This term is normally used to refer to the tradional synthesis model used by analog synthesizers in the 1970s. It is also known as subtractive synthesis. It involves oscillators, the outputs of which are mixed together and fed into a filter (where certain frequencies are subtracted) after which they are fed through an amplifier. The amplifier and filter are normally also driven by envelope generators....
Rogue
The Rogue, a "Miniaturized, cost-cutting successor" to the Moog Prodigy, is a 2-VCO,
monophonic synthesizer with a 2-1/2 octave, 32-note (F-C) keyboard. Both VCOs are
tunable to three octaves by a common switch. In addition, VCO2 is tunable via a knob to
anywhere between a half-step below to an octave above VCO1. There is also a single
switch that selects the waveform for both VCOs. A three position switch syncs VCO2 to
VCO1. It can be hard synced or contoured synced, where the amount that VCO2 is
synced to VCO1 is controlled by the envelope generator. The mixer section allows both
VCOs and the noise generator to be mixed together, with a slider controlling each level.
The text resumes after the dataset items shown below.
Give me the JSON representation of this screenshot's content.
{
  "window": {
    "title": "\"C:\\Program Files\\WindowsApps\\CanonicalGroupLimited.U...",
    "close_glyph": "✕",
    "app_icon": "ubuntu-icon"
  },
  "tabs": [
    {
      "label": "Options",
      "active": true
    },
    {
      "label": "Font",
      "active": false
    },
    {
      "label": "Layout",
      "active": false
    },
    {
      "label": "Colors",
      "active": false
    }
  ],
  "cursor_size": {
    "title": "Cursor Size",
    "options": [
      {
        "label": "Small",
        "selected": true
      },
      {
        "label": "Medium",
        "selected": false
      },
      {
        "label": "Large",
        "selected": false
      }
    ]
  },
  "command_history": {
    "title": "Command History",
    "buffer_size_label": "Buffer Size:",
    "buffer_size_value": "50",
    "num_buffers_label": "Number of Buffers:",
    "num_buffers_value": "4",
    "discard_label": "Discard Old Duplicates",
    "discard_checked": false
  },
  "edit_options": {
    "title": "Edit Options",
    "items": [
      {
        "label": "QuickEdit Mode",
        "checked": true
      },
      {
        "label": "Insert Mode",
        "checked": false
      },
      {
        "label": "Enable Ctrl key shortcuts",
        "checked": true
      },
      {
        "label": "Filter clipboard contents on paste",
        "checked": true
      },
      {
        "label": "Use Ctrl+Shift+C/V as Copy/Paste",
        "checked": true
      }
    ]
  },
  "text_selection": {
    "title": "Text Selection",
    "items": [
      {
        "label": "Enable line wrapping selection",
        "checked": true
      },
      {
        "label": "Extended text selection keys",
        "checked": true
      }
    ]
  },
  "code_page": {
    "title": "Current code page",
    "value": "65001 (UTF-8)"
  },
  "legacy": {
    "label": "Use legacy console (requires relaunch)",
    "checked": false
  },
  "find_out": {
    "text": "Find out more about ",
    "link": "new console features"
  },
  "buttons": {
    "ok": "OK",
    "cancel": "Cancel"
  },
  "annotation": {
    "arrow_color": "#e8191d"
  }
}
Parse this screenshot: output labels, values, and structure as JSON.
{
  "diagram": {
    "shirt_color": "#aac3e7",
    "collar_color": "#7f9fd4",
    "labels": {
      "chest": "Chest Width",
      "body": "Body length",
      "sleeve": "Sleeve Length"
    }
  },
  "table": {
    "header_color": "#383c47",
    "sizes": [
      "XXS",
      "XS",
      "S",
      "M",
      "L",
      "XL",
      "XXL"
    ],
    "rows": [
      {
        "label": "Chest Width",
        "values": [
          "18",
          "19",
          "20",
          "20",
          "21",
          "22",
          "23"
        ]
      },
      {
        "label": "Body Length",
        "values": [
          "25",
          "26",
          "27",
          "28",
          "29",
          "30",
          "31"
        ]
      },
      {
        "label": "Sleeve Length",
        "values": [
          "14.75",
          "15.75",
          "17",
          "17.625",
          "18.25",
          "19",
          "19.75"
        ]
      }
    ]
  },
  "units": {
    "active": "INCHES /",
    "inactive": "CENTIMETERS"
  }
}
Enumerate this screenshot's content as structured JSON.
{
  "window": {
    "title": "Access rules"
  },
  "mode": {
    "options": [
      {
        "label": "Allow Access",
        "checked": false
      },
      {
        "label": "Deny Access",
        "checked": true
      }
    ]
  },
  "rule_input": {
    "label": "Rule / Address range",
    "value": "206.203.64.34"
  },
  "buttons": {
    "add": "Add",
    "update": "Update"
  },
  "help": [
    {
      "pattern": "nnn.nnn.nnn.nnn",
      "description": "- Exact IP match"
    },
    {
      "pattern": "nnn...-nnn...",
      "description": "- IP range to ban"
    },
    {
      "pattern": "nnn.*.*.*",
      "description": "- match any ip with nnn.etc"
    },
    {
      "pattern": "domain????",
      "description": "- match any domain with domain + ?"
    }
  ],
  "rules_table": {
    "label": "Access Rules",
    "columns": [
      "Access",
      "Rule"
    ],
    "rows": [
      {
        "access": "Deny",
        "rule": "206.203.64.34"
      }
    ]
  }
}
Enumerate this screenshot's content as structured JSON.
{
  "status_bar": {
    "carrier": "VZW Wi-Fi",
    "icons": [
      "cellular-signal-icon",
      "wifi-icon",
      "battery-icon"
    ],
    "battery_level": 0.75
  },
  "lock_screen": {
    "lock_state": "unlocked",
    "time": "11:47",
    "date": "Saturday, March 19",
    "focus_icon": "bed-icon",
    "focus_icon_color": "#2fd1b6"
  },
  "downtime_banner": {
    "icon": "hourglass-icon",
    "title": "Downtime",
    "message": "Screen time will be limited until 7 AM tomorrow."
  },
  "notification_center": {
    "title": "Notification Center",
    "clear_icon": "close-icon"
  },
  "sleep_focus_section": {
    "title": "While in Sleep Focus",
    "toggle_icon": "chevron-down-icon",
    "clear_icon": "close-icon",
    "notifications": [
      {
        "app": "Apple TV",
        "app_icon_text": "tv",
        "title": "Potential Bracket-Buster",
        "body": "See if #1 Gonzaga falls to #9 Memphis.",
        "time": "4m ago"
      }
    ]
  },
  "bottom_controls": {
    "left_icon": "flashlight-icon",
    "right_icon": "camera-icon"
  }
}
The mixer can be pushed to overdrive (distort) the waveforms. The filter section
features variable keyboard tracking controlled by a knob, and sliders for the cutoff
frequency, emphasis (resonance), and envelope amount. It also has "the pitch and mod
wheels up above the keyboard, not to the left of it, along with a fine tune knob and a
glide (portamento) knob." The Rogue has a single envelope generator for attack and
decay, that switches to activate the sustain mode. There is also a switch that selects
how the envelope affects the VCA. It can be set for either contour, keyed, or bypass
(which was a simple organ-style gate).